Now, as she hugged her small body against the damp gloom of the horrible space that had become her waking nightmare, she felt a wretched anguish poke at her outer casing. That casing had become fragile and thin, like the shell of an egg. Any second now, any god-awful minute now, one of those tap-tap-taps would break through, and she would crack. Just like that.
It was what he wanted, the man who had ripped he
r from her happiness and thrust her into this hellish darkness. It was what he was waiting for. What he apparently would do anything to acquire. Anything….
Charles Ward was a vampire, and that meant that there was no way out. A human was fallible. A human could be tricked or overtaken. But a vampire was insurmountable. There was no way out. None that she knew of, anyway.
Roman, Evie thought. She couldn’t help it. Where was he now? The tall, dark, intense man who had changed her life forever. It was pointless to yearn for him. Vampire or not – vampire king or not – he could do nothing to help her now. Her captor had seen to that. At least, that was what he told her. And she believed him. She had no choice, because Roman wasn’t here… and she was dying.

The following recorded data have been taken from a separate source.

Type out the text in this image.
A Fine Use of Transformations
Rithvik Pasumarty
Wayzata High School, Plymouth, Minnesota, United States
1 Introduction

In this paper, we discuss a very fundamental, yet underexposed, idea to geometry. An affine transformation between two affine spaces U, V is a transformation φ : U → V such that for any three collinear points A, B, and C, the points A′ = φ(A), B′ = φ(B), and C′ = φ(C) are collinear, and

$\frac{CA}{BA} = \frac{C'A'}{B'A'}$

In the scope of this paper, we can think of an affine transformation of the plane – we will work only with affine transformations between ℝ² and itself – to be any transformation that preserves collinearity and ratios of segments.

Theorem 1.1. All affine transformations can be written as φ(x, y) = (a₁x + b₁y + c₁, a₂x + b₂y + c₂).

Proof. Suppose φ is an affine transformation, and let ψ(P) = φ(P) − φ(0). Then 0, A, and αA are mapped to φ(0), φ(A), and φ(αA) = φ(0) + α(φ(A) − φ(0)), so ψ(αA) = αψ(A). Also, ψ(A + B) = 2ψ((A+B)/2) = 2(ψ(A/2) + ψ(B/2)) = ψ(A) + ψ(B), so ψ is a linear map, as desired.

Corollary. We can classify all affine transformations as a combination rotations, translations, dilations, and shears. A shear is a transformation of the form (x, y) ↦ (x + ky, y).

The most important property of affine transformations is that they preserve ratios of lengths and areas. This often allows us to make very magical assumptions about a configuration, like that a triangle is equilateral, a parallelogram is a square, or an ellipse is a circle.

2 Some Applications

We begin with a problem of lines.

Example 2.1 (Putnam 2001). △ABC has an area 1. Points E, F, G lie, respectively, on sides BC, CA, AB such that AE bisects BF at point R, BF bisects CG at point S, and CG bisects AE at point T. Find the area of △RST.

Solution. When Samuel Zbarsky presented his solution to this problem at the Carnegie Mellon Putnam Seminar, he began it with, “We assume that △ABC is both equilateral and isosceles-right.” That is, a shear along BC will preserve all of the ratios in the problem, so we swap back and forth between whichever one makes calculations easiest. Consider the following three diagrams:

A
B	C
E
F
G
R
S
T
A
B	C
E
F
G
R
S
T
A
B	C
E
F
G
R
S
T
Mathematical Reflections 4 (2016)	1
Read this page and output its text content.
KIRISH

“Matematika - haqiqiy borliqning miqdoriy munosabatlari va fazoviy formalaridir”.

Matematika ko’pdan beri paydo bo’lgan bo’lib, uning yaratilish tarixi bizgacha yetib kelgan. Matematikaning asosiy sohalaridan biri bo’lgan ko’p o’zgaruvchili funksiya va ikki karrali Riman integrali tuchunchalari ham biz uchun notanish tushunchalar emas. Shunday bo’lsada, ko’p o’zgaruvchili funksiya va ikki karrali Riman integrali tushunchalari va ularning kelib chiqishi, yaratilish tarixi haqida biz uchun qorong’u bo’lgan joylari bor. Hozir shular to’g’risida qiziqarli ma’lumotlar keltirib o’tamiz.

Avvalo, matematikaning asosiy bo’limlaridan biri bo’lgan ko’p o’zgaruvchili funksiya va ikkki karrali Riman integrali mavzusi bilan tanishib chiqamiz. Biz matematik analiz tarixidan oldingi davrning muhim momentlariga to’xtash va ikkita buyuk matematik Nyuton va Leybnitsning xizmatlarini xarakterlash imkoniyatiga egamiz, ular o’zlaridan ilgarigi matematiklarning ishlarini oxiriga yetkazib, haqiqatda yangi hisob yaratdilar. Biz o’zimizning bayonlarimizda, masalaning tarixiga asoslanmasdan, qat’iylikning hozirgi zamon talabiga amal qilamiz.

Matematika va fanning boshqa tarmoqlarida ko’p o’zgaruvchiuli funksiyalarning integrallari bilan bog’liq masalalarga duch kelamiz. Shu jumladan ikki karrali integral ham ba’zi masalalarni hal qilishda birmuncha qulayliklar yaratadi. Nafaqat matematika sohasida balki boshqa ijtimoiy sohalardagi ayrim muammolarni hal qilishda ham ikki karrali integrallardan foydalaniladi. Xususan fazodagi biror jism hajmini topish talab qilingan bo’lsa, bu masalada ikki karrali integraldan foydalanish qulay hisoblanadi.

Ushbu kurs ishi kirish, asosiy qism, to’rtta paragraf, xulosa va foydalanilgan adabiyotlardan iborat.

“Just say the words, Evie. For the love of God,” her captor said as he knelt in front of her and took her chin once more in his hand. She kept her eyes closed, unable or unwilling to meet his gaze even one more time. “You can make all of this stop,” he told her. “You can make it so that you never have to feel pain or fear again.”
Evie moaned softly in response. She knew he was lying. Even if she said the words and became like him, he would find a way to hurt her. Her body already hurt so much. She didn't underestimate Ward’s potential for cruelty.
Her captor released her chin and Evie’s head fell back against the wall. She felt colder than she had ever felt before.
“He isn’t coming, Evie,” he told her. “He can’t find you, and you don’t have long to go. I know you want to see your parents again. Your brothers. Speak the words, Evie, and you’ll live to do so.”
She almost said the words then. She almost surrendered and gave him what he wanted. She just wanted the torture to stop. But instead she shook her head, dizzy as it made her, and pushed the thoughts from her mind. No, she told herself. Just hang on a little while longer.